About

As an international network of academic institutions, Adaptive Environments (AE) is advancing cutting-edge research around spatial constructs and systems that are specifically designed to be adaptive to their surroundings and to their inhabitants. The creation and understanding of such adaptive environments spans the expertise of multiple disciplines, from architecture to design, from materials to urban research, from wearable technologies to robotics, from data mining to machine learning and from sociology to psychology. Focus is on interaction between human and non-human agents, with people being both the drivers and recipients of adaptivity as that is embedded into environments. The focus is also on design, from the inception to the development and to the operation of adaptive environments, while considering digital technologies as underpinning the experimental and every-day implementations in this area.

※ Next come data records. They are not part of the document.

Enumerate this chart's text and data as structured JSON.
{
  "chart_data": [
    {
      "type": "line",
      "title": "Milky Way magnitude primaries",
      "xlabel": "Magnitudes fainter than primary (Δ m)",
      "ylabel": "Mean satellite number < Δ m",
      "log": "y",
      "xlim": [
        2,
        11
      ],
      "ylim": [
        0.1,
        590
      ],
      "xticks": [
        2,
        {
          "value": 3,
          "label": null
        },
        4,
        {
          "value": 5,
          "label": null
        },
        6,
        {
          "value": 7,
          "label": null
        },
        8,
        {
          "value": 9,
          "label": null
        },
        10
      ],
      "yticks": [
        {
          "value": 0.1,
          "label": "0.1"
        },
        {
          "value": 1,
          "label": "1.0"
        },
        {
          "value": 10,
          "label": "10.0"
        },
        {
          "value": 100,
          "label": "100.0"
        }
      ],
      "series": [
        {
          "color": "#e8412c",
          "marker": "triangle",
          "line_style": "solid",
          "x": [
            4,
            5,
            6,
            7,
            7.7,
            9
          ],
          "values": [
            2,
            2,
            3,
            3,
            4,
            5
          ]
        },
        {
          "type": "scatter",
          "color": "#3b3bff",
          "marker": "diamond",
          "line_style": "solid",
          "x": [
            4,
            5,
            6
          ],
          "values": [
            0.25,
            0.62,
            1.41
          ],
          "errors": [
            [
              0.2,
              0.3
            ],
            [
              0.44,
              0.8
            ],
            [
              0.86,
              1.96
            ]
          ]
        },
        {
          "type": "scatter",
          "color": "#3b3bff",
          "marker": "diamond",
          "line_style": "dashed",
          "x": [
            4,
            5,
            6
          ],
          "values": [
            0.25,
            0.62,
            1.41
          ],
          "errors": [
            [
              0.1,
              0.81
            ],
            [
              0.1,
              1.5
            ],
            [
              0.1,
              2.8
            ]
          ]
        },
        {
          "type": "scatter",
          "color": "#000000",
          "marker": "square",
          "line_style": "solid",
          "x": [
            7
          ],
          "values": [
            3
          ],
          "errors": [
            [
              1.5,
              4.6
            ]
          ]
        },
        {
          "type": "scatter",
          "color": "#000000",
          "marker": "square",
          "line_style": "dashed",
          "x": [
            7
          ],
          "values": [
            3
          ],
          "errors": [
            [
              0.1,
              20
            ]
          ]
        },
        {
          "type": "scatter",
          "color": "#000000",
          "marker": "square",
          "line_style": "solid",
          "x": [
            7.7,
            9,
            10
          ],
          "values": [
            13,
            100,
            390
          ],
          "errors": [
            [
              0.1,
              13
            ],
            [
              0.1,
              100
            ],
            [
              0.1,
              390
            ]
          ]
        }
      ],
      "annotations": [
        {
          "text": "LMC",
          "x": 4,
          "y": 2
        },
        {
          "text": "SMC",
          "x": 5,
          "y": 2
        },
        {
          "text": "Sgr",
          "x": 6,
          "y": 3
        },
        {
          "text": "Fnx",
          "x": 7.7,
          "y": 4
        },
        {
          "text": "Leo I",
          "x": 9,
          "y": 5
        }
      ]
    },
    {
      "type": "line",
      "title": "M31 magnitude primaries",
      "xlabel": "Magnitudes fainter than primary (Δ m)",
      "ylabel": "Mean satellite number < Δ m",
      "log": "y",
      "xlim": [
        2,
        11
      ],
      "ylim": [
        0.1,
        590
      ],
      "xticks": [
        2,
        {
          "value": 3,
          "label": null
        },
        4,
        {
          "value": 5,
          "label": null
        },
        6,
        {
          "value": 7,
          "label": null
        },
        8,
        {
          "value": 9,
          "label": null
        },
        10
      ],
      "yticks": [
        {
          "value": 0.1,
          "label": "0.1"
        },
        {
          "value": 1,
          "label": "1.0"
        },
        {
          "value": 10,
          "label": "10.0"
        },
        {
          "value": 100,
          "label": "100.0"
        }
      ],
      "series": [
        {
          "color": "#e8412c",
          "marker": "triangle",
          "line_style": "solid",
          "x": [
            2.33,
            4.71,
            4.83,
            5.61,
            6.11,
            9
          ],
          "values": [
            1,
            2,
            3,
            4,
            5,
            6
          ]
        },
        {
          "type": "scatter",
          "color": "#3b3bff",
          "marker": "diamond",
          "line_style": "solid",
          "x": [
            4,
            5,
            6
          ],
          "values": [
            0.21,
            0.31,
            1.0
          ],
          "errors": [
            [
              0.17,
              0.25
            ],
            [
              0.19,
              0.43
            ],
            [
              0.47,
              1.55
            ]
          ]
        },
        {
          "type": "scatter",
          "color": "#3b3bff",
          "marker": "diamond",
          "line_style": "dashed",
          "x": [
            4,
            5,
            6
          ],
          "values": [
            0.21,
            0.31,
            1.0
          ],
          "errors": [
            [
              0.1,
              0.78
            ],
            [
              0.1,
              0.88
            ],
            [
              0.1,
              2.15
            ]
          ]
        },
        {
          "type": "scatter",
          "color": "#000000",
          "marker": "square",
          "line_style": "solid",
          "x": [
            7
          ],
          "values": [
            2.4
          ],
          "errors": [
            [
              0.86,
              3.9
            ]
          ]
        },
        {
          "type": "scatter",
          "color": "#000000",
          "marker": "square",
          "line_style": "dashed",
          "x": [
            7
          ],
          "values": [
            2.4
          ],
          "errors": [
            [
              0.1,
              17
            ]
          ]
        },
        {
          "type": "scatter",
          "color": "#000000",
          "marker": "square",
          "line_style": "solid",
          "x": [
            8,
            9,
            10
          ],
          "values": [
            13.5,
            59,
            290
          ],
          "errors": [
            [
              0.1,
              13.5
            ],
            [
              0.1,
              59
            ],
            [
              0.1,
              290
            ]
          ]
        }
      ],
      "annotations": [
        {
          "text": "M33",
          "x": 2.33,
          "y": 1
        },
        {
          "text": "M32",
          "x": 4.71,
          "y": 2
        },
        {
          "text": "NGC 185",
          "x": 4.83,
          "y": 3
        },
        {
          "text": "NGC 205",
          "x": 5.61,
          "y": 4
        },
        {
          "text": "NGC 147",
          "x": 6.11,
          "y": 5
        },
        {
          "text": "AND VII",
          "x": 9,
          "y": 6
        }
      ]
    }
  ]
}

First project, AE Springer book series, has been kicked off during the Robotic Building session at the Game Set Match #3 symposium, TUD:

Adaptive Environments are concerned with spatial constructs and systems that are specifically designed to be adaptive to their surroundings and to their inhabitants. The field has developed over the last 100 years and includes an expansive variety of works, ranging from modernist classics to current buildings, from research prototypes to inhabited structures, and from small scale homes to large scale urban interventions. More recently, the broad availability of computing has caused an explosion in development of Adaptive Environments, as computation itself has become pervasive and end-user and developer expertise around computing has become increasingly commonplace. And so, examples of Adaptive Environments range from Rietveld's Schröder House to Ban's Naked House, from Koolhas' Maison Bordeaux to DRMM's Sliding House, from Mozer's Adaptive House to SPEC's ADA, and from Khan's Open Columns to the network of public screens in Oulu.

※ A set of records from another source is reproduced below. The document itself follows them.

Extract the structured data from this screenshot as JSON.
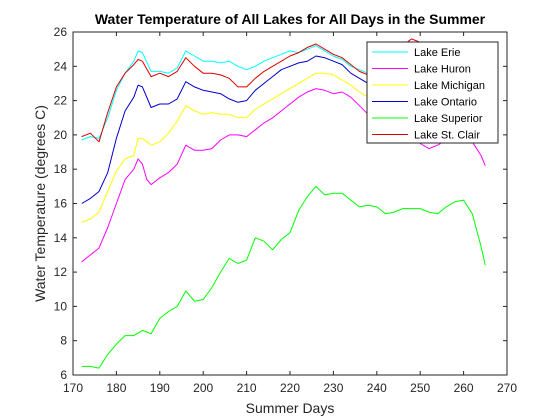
{
  "chart_data": {
    "type": "line",
    "title": "Water Temperature of All Lakes for All Days in the Summer",
    "xlabel": "Summer Days",
    "ylabel": "Water Temperature (degrees C)",
    "xlim": [
      170,
      270
    ],
    "ylim": [
      6,
      26
    ],
    "xticks": [
      170,
      180,
      190,
      200,
      210,
      220,
      230,
      240,
      250,
      260,
      270
    ],
    "yticks": [
      6,
      8,
      10,
      12,
      14,
      16,
      18,
      20,
      22,
      24,
      26
    ],
    "grid": false,
    "legend_position": "top-right",
    "series": [
      {
        "name": "Lake Erie",
        "color": "#00ffff",
        "points": [
          [
            172,
            19.7
          ],
          [
            174,
            19.9
          ],
          [
            176,
            19.8
          ],
          [
            178,
            21.0
          ],
          [
            180,
            22.6
          ],
          [
            182,
            23.6
          ],
          [
            184,
            24.3
          ],
          [
            185,
            24.9
          ],
          [
            186,
            24.8
          ],
          [
            188,
            23.7
          ],
          [
            190,
            23.7
          ],
          [
            192,
            23.6
          ],
          [
            194,
            23.9
          ],
          [
            196,
            24.9
          ],
          [
            198,
            24.6
          ],
          [
            200,
            24.3
          ],
          [
            202,
            24.3
          ],
          [
            204,
            24.2
          ],
          [
            206,
            24.3
          ],
          [
            208,
            24.0
          ],
          [
            210,
            23.8
          ],
          [
            212,
            24.0
          ],
          [
            214,
            24.3
          ],
          [
            216,
            24.5
          ],
          [
            218,
            24.7
          ],
          [
            220,
            24.9
          ],
          [
            222,
            24.8
          ],
          [
            224,
            25.0
          ],
          [
            226,
            25.2
          ],
          [
            228,
            24.9
          ],
          [
            230,
            24.6
          ],
          [
            232,
            24.4
          ],
          [
            234,
            24.0
          ],
          [
            236,
            23.8
          ],
          [
            238,
            23.6
          ],
          [
            240,
            23.6
          ],
          [
            242,
            23.8
          ],
          [
            244,
            24.2
          ],
          [
            246,
            24.5
          ],
          [
            248,
            24.5
          ],
          [
            250,
            24.0
          ]
        ]
      },
      {
        "name": "Lake Huron",
        "color": "#ff00ff",
        "points": [
          [
            172,
            12.6
          ],
          [
            174,
            13.0
          ],
          [
            176,
            13.4
          ],
          [
            178,
            14.6
          ],
          [
            180,
            16.0
          ],
          [
            182,
            17.4
          ],
          [
            184,
            18.0
          ],
          [
            185,
            18.6
          ],
          [
            186,
            18.3
          ],
          [
            187,
            17.4
          ],
          [
            188,
            17.1
          ],
          [
            190,
            17.5
          ],
          [
            192,
            17.8
          ],
          [
            194,
            18.3
          ],
          [
            196,
            19.4
          ],
          [
            198,
            19.1
          ],
          [
            200,
            19.1
          ],
          [
            202,
            19.2
          ],
          [
            204,
            19.7
          ],
          [
            206,
            20.0
          ],
          [
            208,
            20.0
          ],
          [
            210,
            19.9
          ],
          [
            212,
            20.3
          ],
          [
            214,
            20.7
          ],
          [
            216,
            21.0
          ],
          [
            218,
            21.4
          ],
          [
            220,
            21.8
          ],
          [
            222,
            22.2
          ],
          [
            224,
            22.5
          ],
          [
            226,
            22.7
          ],
          [
            228,
            22.6
          ],
          [
            230,
            22.4
          ],
          [
            232,
            22.5
          ],
          [
            234,
            22.2
          ],
          [
            236,
            21.7
          ],
          [
            238,
            21.2
          ],
          [
            240,
            21.0
          ],
          [
            242,
            20.8
          ],
          [
            244,
            20.5
          ],
          [
            246,
            20.3
          ],
          [
            248,
            20.0
          ],
          [
            250,
            19.5
          ],
          [
            252,
            19.2
          ],
          [
            254,
            19.4
          ],
          [
            256,
            19.7
          ],
          [
            258,
            19.8
          ],
          [
            260,
            19.9
          ],
          [
            262,
            19.6
          ],
          [
            264,
            18.8
          ],
          [
            265,
            18.2
          ]
        ]
      },
      {
        "name": "Lake Michigan",
        "color": "#ffff00",
        "points": [
          [
            172,
            14.9
          ],
          [
            174,
            15.1
          ],
          [
            176,
            15.5
          ],
          [
            178,
            16.7
          ],
          [
            180,
            17.9
          ],
          [
            182,
            18.6
          ],
          [
            184,
            18.8
          ],
          [
            185,
            19.8
          ],
          [
            186,
            19.8
          ],
          [
            188,
            19.4
          ],
          [
            190,
            19.6
          ],
          [
            192,
            20.1
          ],
          [
            194,
            20.8
          ],
          [
            196,
            21.7
          ],
          [
            198,
            21.4
          ],
          [
            200,
            21.2
          ],
          [
            202,
            21.3
          ],
          [
            204,
            21.2
          ],
          [
            206,
            21.2
          ],
          [
            208,
            21.0
          ],
          [
            210,
            21.0
          ],
          [
            212,
            21.5
          ],
          [
            214,
            21.8
          ],
          [
            216,
            22.1
          ],
          [
            218,
            22.4
          ],
          [
            220,
            22.7
          ],
          [
            222,
            23.0
          ],
          [
            224,
            23.3
          ],
          [
            226,
            23.6
          ],
          [
            228,
            23.6
          ],
          [
            230,
            23.5
          ],
          [
            232,
            23.2
          ],
          [
            234,
            22.9
          ],
          [
            236,
            22.5
          ],
          [
            238,
            22.2
          ],
          [
            240,
            22.1
          ],
          [
            242,
            22.0
          ],
          [
            244,
            22.2
          ],
          [
            246,
            22.5
          ],
          [
            248,
            22.7
          ],
          [
            250,
            22.5
          ]
        ]
      },
      {
        "name": "Lake Ontario",
        "color": "#0000cd",
        "points": [
          [
            172,
            16.0
          ],
          [
            174,
            16.3
          ],
          [
            176,
            16.7
          ],
          [
            178,
            17.8
          ],
          [
            180,
            19.8
          ],
          [
            182,
            21.4
          ],
          [
            184,
            22.2
          ],
          [
            185,
            22.9
          ],
          [
            186,
            22.8
          ],
          [
            188,
            21.6
          ],
          [
            190,
            21.8
          ],
          [
            192,
            21.8
          ],
          [
            194,
            22.1
          ],
          [
            196,
            23.1
          ],
          [
            198,
            22.8
          ],
          [
            200,
            22.6
          ],
          [
            202,
            22.5
          ],
          [
            204,
            22.4
          ],
          [
            206,
            22.1
          ],
          [
            208,
            21.9
          ],
          [
            210,
            22.0
          ],
          [
            212,
            22.6
          ],
          [
            214,
            23.0
          ],
          [
            216,
            23.4
          ],
          [
            218,
            23.8
          ],
          [
            220,
            24.0
          ],
          [
            222,
            24.2
          ],
          [
            224,
            24.3
          ],
          [
            226,
            24.6
          ],
          [
            228,
            24.5
          ],
          [
            230,
            24.3
          ],
          [
            232,
            24.1
          ],
          [
            234,
            23.6
          ],
          [
            236,
            23.3
          ],
          [
            238,
            23.0
          ],
          [
            240,
            23.0
          ],
          [
            242,
            23.2
          ],
          [
            244,
            23.5
          ],
          [
            246,
            23.8
          ],
          [
            248,
            24.0
          ],
          [
            250,
            23.8
          ]
        ]
      },
      {
        "name": "Lake Superior",
        "color": "#00ff00",
        "points": [
          [
            172,
            6.5
          ],
          [
            174,
            6.5
          ],
          [
            176,
            6.4
          ],
          [
            178,
            7.2
          ],
          [
            180,
            7.8
          ],
          [
            182,
            8.3
          ],
          [
            184,
            8.3
          ],
          [
            186,
            8.6
          ],
          [
            188,
            8.4
          ],
          [
            190,
            9.3
          ],
          [
            192,
            9.7
          ],
          [
            194,
            10.0
          ],
          [
            196,
            10.9
          ],
          [
            198,
            10.3
          ],
          [
            200,
            10.4
          ],
          [
            202,
            11.1
          ],
          [
            204,
            12.0
          ],
          [
            206,
            12.8
          ],
          [
            208,
            12.5
          ],
          [
            210,
            12.7
          ],
          [
            212,
            14.0
          ],
          [
            214,
            13.8
          ],
          [
            216,
            13.3
          ],
          [
            218,
            13.9
          ],
          [
            220,
            14.3
          ],
          [
            222,
            15.6
          ],
          [
            224,
            16.4
          ],
          [
            226,
            17.0
          ],
          [
            228,
            16.5
          ],
          [
            230,
            16.6
          ],
          [
            232,
            16.6
          ],
          [
            234,
            16.2
          ],
          [
            236,
            15.8
          ],
          [
            238,
            15.9
          ],
          [
            240,
            15.8
          ],
          [
            242,
            15.4
          ],
          [
            244,
            15.5
          ],
          [
            246,
            15.7
          ],
          [
            248,
            15.7
          ],
          [
            250,
            15.7
          ],
          [
            252,
            15.5
          ],
          [
            254,
            15.4
          ],
          [
            256,
            15.8
          ],
          [
            258,
            16.1
          ],
          [
            260,
            16.2
          ],
          [
            262,
            15.4
          ],
          [
            264,
            13.5
          ],
          [
            265,
            12.4
          ]
        ]
      },
      {
        "name": "Lake St. Clair",
        "color": "#e00000",
        "points": [
          [
            172,
            19.9
          ],
          [
            174,
            20.1
          ],
          [
            176,
            19.6
          ],
          [
            178,
            21.3
          ],
          [
            180,
            22.8
          ],
          [
            182,
            23.6
          ],
          [
            184,
            24.1
          ],
          [
            185,
            24.4
          ],
          [
            186,
            24.3
          ],
          [
            188,
            23.4
          ],
          [
            190,
            23.6
          ],
          [
            192,
            23.4
          ],
          [
            194,
            23.7
          ],
          [
            196,
            24.5
          ],
          [
            198,
            24.0
          ],
          [
            200,
            23.6
          ],
          [
            202,
            23.6
          ],
          [
            204,
            23.5
          ],
          [
            206,
            23.3
          ],
          [
            208,
            22.8
          ],
          [
            210,
            22.8
          ],
          [
            212,
            23.3
          ],
          [
            214,
            23.7
          ],
          [
            216,
            24.0
          ],
          [
            218,
            24.3
          ],
          [
            220,
            24.6
          ],
          [
            222,
            24.8
          ],
          [
            224,
            25.1
          ],
          [
            226,
            25.3
          ],
          [
            228,
            25.0
          ],
          [
            230,
            24.7
          ],
          [
            232,
            24.5
          ],
          [
            234,
            24.1
          ],
          [
            236,
            23.7
          ],
          [
            238,
            23.5
          ],
          [
            240,
            23.6
          ],
          [
            242,
            24.0
          ],
          [
            244,
            24.6
          ],
          [
            246,
            25.2
          ],
          [
            248,
            25.6
          ],
          [
            250,
            25.4
          ]
        ]
      }
    ]
  }
}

To outline what is considered as part of the Adaptive Environments paradigm for the purposes of this book series, it is worth briefly stepping back. The field can most usefully be characterised through three continua that are all intertwined with each other. The first one is scale. From materials to objects, from clothing to furniture and finally from rooms to buildings and cities, the field considers the entire span from micro to macro scales. The second continuum is autonomy. Adaptations include those that are manually operated and device powered, those that are reactive to people and environments and automated and finally those that that are predictive and those that show signs of intelligence. Alongside scale and levels of autonomy, forms of human interaction are of critical concern, from interaction driven by physiological responses, via our hands and full body interaction, and from individuals to pairs, to groups of people and whole populations. The interplay of scale, level of autonomy and forms of interaction creates a large space of possibilities that continues to be explored and understood.

This also creates substantial challenges to be addressed, raising questions of design, engineering, interaction, accessibility, risks, privacy and ethics. This has brought together research interests in architecture and urbanism, which has sought to become more digital with research interests in computing, which has sought to become more physical. Developments are further fuelled by work emerging from the Arts, Engineering, Material Science and Artificial Intelligence, and its understanding is underpinned by the Humanities, Psychology and Social Science.

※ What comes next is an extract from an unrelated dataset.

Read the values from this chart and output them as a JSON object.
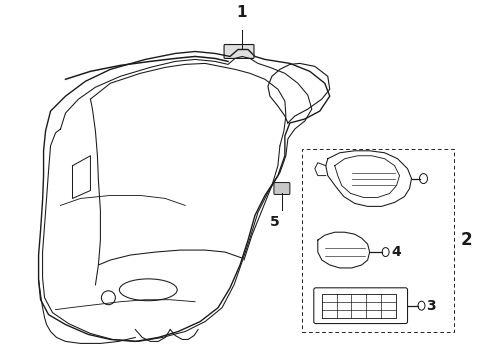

This book series has the simple aim to provide a forum for exchange across the many disciplines around the common theme of Adaptive Environments, whether it emerges from academia or practice. The AE series will set out to focus publications around the following three overlapping topic streams: (1) Interaction and Inhabitation - taking a human-centric approach and focusing on the ways in which people and adaptive environments influence each other (2) Design-to-production and operation - taking a design-centric approach and concentrating on how the trajectories of design, production and operation integrate in adaptive environments Computation sensing and actuation - taking a technology-centric approach and investigating the underlying technological concerns of adaptive environments.